The new DPC website is currently under construction. Our latest guidance in relation to GDPR, which comes into effect on 25th May, 2018, can be found at gdprandyou.ie and via pages on this website starting with "NEW" as per the navigation pane on the left. All other material on this site relates to the previous legislative regime under the Data Protection Acts 1988-2003 ("the Acts"). While the Acts may continue to apply in some circumstances, as of 25th May, 2018 the GDPR is the primary piece of legislation governing data protection.

Data Protection Commission
Transfer of ownership of Business

Arrangements in relation to Employees


Business mergers and acquisitions will generally involve the disclosure of employee data during evaluation of assets and liabilities prior to the final merger or acquisition decision. Ideally, such an eventuality should be foreseen in an organisation's Data Protection Policy. The policy should provide that certain specifiable personal data may be disclosed in the context of acquisition discussions, particularly because secrecy may be a condition of negotiations. In any event, the processing (including disclosure of personal information which may be required during this process) should be subject to a confidentiality agreement to protect the privacy of the individuals concerned.

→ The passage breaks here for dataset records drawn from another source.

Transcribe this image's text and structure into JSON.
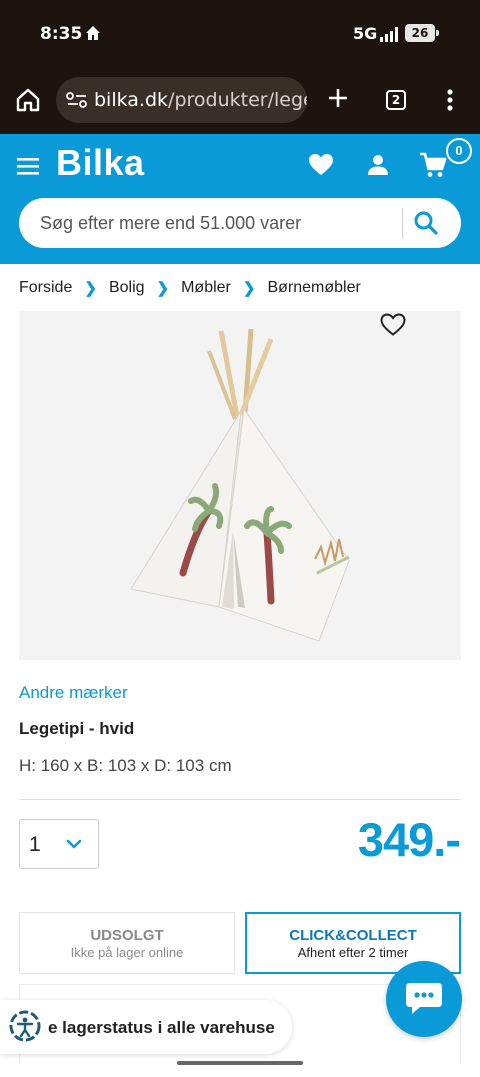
{
  "status_bar": {
    "time": "8:35",
    "network": "5G",
    "battery": "26"
  },
  "browser": {
    "url_domain": "bilka.dk",
    "url_path": "/produkter/legeti",
    "tab_count": "2"
  },
  "header": {
    "logo": "Bilka",
    "cart_count": "0",
    "search_placeholder": "Søg efter mere end 51.000 varer"
  },
  "breadcrumb": [
    "Forside",
    "Bolig",
    "Møbler",
    "Børnemøbler"
  ],
  "product": {
    "brand": "Andre mærker",
    "title": "Legetipi - hvid",
    "dimensions": "H: 160 x B: 103 x D: 103 cm",
    "quantity": "1",
    "price": "349.-"
  },
  "delivery": {
    "online_title": "UDSOLGT",
    "online_sub": "Ikke på lager online",
    "cc_title": "CLICK&COLLECT",
    "cc_sub": "Afhent efter 2 timer"
  },
  "stock": {
    "label": "e lagerstatus i alle varehuse"
  },
  "colors": {
    "brand_blue": "#0a9ad7",
    "dark_bar": "#1d1410"
  }
}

Adherence to Data Protection requirements is vital in this process. Disclosure to the prospective buyer of non-sensitive personal data may be based on the legitimate interests of the employer as provided by section 2A (1) (d) of the Acts. Disclosure of sensitive data, such as individual employees' health data or union membership details, should be avoided unless one of the provisions of section 2 B of the Acts can be relied upon which is unlikely in most acquisition processes. Section 2 D of the Acts requires that data subjects be informed of disclosures of their personal data.

The following general guidelines should be followed in these situations:

1. Ensure, wherever practicable, that information handed over to another organisation in connection with a prospective acquisition or merger is anonymised.  Disclosure of sickness records will entail the processing of sensitive personal data and must be avoided – only aggregate data relating to absence levels should be disclosed.

2. Only hand over personal information prior to the final merger or acquisition decision after securing formal assurances that:

?        it will be used solely for the evaluation of assets and liabilities;

?        it will be treated in confidence and will not be disclosed to other parties; and

?        it will be destroyed or returned after use.

3. Advise workers, wherever practicable, if their employment records are to be disclosed to another organisation before an acquisition or merger takes place. If the acquisition or merger proceeds, make sure that employees are aware of the extent to which their records are to be transferred to the new employer.

4. Ensure that if you intend to disclose sensitive personal data a sensitive personal data condition is satisfied. Generally, such disclosures should not be necessary in the context of due diligence exercises.

5. Where a merger or acquisition involves a transfer of information about an employee to a country outside the European Economic Area (EEA), ensure that there is a proper basis for making the transfer.

6. New employers should ensure that the records they hold as a result of a merger or acquisition are accurate and relevant and do not include excessive information. Within a few months of the merger or takeover the new employers should review the records they have acquired (for example, by checking the accuracy of a sample of records with the workers concerned) and should make any necessary amendments.

Arrangements in relation to Customer Personal Data

It is, of course, likely that customer data may need to be accessed as part of a prospective acquisition.  In these circumstances, all such data, where it constitutes personal data, must be anonymised prior to disclosure to a prospective buyer as there is no basis in the Data Protection Acts for the release of such information as part of the consideration of a merger or acquisition process.

Obviously, following a merger or acquisition, customer personal data, where it continues to be processed for a purpose, may become available to the new owner/partner.  This prospect should be envisaged in the service terms and conditions for the customer to allow for fair processing of their data.  This can be handled by a relatively straightforward clause informing the customer of the possibility that their personal data may be available to any legal successors of the company in question.